How do you make sense of “nutrition” information?

I am amazed by all of the conflicting “nutrition” information and recommendations I read and hear about from others.  The reasons for this are varied.

First, research is conflicting.  Depending on which expert you believe, you will hear widely diverse recommendations on how to eat.  Should you eat a Mediterranean diet or the low-fat (or no fat) diet?  This question will probably be debated for as long as I’m alive.

Second, the food corporations capitalize on what they think you believe.  For instance, the preponderance of products labeled “low fat” started because there was research indicating some benefits from having a low fat diet.  The food corporations turned the findings into a low fat craze that actually contributes to weight gain for some.  Despite what you might have read elsewhere, your body does need fat and there are good fats you should be including in your diet.  I can’t tell you how many people I know that stopped eating nuts (which are good for you in moderation) because of the low fat craze.  Unfortunately when people read that a low fat diet is good for you, they throw out the good fat with the bad fat.   Also, please note that most of the low fat products are high in sugar or salt and the low sugar products are high in fat or salt.  Do check your labels.  Better yet, don’t yet food that has labels unless absolutely necessary.
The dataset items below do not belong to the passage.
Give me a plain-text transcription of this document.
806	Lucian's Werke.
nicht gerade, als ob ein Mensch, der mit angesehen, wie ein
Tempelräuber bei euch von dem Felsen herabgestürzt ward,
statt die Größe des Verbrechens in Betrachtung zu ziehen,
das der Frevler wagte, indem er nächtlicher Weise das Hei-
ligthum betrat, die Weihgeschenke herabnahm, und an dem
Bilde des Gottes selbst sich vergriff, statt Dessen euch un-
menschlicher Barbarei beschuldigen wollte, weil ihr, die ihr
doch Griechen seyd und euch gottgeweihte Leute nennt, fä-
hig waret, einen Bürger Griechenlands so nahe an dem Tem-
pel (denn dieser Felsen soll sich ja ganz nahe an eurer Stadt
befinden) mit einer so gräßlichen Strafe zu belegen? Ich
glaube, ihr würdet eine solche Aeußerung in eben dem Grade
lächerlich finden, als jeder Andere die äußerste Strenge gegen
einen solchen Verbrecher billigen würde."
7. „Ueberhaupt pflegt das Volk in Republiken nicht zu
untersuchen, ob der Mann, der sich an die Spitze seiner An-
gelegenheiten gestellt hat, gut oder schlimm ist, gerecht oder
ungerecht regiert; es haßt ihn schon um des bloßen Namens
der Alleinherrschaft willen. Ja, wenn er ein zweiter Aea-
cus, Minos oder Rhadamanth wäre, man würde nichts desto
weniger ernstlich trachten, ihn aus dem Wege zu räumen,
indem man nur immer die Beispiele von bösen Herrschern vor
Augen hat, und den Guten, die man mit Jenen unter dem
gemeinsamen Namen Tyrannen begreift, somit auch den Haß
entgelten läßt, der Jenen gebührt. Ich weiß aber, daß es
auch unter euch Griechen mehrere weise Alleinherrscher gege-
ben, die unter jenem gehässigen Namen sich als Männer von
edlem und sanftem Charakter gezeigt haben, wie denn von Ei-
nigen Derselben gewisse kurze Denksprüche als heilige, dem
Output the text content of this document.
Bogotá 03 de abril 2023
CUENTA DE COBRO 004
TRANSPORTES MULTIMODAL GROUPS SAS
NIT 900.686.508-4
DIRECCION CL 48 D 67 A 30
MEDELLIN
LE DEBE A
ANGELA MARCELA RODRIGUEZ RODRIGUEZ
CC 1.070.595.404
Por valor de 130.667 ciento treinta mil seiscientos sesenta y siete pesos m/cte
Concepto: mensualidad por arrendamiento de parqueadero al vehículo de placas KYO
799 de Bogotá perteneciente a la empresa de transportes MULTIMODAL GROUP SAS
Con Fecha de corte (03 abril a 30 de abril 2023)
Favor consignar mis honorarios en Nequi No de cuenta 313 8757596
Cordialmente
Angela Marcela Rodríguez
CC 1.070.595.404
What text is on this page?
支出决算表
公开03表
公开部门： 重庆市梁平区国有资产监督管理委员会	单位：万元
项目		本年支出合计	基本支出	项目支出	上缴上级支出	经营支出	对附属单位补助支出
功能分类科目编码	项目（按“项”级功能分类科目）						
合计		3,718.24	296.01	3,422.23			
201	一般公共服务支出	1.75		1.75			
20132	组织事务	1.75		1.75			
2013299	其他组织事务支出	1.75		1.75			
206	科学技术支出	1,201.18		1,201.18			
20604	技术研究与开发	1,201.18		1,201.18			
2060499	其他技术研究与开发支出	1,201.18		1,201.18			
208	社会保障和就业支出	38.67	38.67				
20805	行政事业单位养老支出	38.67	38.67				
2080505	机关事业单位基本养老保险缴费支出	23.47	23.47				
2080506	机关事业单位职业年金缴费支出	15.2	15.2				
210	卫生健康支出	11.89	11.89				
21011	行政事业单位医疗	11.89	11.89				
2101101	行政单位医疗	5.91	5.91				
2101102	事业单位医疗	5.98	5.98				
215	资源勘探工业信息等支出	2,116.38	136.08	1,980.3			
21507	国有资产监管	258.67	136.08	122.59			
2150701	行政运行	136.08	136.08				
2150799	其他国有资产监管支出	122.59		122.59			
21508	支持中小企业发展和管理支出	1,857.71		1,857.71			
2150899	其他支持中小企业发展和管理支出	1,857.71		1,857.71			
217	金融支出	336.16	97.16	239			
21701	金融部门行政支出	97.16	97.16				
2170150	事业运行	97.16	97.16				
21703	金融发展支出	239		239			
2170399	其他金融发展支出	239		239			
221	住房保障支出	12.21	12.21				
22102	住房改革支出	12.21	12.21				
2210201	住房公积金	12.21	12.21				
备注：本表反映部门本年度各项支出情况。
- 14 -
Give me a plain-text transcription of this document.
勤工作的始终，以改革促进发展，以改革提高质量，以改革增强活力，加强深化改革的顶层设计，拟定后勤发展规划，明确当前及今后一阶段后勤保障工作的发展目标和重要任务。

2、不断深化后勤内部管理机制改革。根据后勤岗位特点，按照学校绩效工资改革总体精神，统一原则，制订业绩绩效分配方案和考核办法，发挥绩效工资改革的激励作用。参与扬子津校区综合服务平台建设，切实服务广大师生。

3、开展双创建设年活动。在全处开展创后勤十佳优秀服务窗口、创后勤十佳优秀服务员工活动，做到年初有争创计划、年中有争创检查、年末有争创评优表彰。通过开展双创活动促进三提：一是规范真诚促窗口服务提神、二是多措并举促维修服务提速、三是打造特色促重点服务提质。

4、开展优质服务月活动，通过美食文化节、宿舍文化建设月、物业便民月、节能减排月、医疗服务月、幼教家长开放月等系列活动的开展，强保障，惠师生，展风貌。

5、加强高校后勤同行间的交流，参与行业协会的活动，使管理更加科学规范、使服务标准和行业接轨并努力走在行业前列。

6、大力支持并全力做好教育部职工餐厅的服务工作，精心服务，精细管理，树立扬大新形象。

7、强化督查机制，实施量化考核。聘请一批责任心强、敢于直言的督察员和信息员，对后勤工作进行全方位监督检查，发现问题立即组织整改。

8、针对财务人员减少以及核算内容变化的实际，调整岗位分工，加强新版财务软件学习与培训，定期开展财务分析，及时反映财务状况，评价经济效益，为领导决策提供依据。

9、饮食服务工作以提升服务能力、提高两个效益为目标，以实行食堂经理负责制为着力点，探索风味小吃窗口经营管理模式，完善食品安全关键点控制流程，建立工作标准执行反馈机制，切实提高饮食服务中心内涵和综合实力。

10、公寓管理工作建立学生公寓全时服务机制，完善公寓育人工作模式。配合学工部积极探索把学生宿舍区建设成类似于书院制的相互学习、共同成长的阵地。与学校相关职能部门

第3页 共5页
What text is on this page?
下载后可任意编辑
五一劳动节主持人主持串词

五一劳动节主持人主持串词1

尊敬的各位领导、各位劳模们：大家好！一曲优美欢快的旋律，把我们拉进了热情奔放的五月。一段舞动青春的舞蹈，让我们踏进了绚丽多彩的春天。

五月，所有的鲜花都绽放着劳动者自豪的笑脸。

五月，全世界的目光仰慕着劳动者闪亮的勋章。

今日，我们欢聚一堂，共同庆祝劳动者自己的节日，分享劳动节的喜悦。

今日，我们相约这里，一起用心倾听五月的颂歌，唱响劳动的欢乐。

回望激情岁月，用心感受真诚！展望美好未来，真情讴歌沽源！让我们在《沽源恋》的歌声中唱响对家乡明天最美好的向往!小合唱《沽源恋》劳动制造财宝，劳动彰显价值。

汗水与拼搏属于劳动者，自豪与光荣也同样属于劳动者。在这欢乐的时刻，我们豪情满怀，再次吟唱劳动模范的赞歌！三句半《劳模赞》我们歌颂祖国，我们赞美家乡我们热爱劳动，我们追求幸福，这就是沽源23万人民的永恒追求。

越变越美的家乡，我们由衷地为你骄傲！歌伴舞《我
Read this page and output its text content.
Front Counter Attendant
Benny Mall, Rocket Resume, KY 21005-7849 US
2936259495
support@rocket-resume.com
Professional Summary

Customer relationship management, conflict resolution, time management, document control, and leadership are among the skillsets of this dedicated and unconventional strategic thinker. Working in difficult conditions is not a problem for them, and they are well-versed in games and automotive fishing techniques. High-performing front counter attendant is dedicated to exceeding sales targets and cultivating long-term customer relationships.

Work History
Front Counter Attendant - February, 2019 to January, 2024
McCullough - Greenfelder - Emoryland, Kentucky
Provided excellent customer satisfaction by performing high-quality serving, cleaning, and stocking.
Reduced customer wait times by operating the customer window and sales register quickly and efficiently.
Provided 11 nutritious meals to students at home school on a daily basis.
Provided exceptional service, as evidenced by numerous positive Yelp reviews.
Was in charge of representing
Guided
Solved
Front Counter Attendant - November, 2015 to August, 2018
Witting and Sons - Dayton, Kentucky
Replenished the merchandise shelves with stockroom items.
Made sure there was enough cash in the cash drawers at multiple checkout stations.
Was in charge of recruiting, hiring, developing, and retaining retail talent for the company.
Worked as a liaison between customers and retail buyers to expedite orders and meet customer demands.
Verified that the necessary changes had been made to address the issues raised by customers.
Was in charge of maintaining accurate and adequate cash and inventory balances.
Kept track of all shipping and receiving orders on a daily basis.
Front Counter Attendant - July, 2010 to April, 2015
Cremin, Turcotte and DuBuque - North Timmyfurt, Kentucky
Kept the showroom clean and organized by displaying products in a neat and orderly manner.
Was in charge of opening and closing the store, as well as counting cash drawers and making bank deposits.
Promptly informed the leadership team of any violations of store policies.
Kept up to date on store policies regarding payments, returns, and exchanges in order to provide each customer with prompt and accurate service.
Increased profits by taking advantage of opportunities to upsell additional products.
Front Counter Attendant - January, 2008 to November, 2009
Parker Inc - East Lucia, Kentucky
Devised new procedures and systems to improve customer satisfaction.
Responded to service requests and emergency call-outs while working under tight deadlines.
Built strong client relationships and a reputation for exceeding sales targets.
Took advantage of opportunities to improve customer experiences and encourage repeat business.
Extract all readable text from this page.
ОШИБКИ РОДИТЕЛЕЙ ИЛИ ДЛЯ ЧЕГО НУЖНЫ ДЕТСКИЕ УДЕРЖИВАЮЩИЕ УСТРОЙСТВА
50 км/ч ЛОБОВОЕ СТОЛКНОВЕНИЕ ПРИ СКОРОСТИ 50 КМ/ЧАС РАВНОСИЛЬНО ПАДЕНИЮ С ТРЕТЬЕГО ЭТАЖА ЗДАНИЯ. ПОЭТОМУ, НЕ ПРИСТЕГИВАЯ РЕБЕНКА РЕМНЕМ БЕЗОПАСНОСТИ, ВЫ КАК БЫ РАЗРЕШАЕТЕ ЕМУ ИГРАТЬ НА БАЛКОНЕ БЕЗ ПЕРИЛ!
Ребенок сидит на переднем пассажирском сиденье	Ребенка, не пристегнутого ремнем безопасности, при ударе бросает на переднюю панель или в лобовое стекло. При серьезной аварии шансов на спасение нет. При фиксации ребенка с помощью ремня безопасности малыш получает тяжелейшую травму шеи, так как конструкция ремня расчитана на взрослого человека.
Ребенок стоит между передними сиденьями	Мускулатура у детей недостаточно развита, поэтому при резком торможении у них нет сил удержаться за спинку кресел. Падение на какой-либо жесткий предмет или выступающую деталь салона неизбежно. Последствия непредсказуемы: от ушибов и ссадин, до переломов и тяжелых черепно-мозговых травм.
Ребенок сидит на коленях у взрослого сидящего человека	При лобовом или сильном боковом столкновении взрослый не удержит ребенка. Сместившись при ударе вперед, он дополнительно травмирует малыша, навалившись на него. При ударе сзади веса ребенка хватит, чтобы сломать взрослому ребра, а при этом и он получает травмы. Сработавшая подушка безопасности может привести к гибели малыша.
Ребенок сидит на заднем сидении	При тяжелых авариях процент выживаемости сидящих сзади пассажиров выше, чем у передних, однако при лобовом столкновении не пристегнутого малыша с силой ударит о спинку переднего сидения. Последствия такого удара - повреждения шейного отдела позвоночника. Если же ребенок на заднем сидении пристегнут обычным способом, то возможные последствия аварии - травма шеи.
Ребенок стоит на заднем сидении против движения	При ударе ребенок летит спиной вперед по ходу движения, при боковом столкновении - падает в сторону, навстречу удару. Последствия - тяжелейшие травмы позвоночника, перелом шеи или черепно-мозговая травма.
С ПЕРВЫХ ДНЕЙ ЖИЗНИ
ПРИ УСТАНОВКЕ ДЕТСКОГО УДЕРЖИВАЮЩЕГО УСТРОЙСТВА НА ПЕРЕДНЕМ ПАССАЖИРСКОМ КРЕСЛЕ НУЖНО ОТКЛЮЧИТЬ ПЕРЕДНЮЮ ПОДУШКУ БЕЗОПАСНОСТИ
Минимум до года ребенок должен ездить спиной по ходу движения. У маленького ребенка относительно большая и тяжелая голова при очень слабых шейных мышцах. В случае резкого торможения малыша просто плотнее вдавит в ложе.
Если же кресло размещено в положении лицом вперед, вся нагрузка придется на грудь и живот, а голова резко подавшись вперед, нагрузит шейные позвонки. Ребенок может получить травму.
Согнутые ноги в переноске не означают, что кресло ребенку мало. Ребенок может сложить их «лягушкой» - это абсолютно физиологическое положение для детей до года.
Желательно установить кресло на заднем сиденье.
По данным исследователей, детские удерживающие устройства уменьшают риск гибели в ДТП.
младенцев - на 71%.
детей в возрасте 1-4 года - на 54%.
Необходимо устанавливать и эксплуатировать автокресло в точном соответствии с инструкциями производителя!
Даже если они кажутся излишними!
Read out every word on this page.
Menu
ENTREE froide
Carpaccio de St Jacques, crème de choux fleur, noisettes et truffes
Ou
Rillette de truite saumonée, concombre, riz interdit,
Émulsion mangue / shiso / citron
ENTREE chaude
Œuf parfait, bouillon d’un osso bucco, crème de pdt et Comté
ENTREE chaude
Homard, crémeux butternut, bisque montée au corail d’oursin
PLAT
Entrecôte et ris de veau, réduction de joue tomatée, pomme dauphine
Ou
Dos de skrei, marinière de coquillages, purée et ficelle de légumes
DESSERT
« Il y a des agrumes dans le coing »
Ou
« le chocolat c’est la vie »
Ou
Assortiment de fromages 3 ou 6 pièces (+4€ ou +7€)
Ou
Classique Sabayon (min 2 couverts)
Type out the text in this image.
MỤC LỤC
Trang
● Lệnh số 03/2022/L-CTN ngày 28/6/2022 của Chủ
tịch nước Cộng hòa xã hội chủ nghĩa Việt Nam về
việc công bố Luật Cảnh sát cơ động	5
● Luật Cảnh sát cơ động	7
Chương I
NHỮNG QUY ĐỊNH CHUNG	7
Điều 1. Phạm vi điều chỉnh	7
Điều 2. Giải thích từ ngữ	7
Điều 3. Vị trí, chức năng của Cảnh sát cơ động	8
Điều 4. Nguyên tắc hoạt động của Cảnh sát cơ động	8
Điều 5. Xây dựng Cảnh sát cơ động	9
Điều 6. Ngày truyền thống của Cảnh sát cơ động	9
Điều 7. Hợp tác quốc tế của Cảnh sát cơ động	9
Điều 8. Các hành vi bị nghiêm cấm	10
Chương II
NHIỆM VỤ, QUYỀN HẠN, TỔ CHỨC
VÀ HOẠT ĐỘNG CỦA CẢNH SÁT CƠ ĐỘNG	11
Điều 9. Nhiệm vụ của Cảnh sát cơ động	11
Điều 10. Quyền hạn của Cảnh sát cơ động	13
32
Third, the headlines have to be catchy.  Journalists are taught to catch your attention with headlines that often mislead the consumer.  And, most people only read the headlines, not the entire article, and even less people read the actual research publication.  I mean, “who has time?”

So, how DO you make sense of it all?  One thing I do is subscribe to the Nutrition Action Health Letter .   They have thoughtful reports on current food issues.   I particularly liked the latest issue which discussed in detail the recently reported research findings that “a few extra pounds may cut risk of early death.”  As the health letter points out, the study had some definite limitations such as not excluding current or former smokers, not excluding sick people who tend to be thinner due to their illness, and not looking at different age groups separately.   The bottom line is, as your weight increases, so does your risk of heart disease, cancer, diabetes, stroke, and death.

This is not about nutrition, per se, but I really loved another story in the same issue about “food fears.”  One fear people have is about the cleanliness of their greens.  I know lots of people who wash their already pre-washed packaged greens.  I never have — unless someone else is looking over my shoulder who I think might be offended.  According to the Food and Drug Administration, the people who wash their already “washed and ready to eat” packaged greens are wasting their water.  Once greens are contaminated with disease-causing bacteria it is difficult to remove them by rinsing with water and you risk cross-contamination by washing them again.  I’m so relieved I can openly pop open my bag of pre-washed greens and throw them in the bowl.  There’s a time saving tip for you!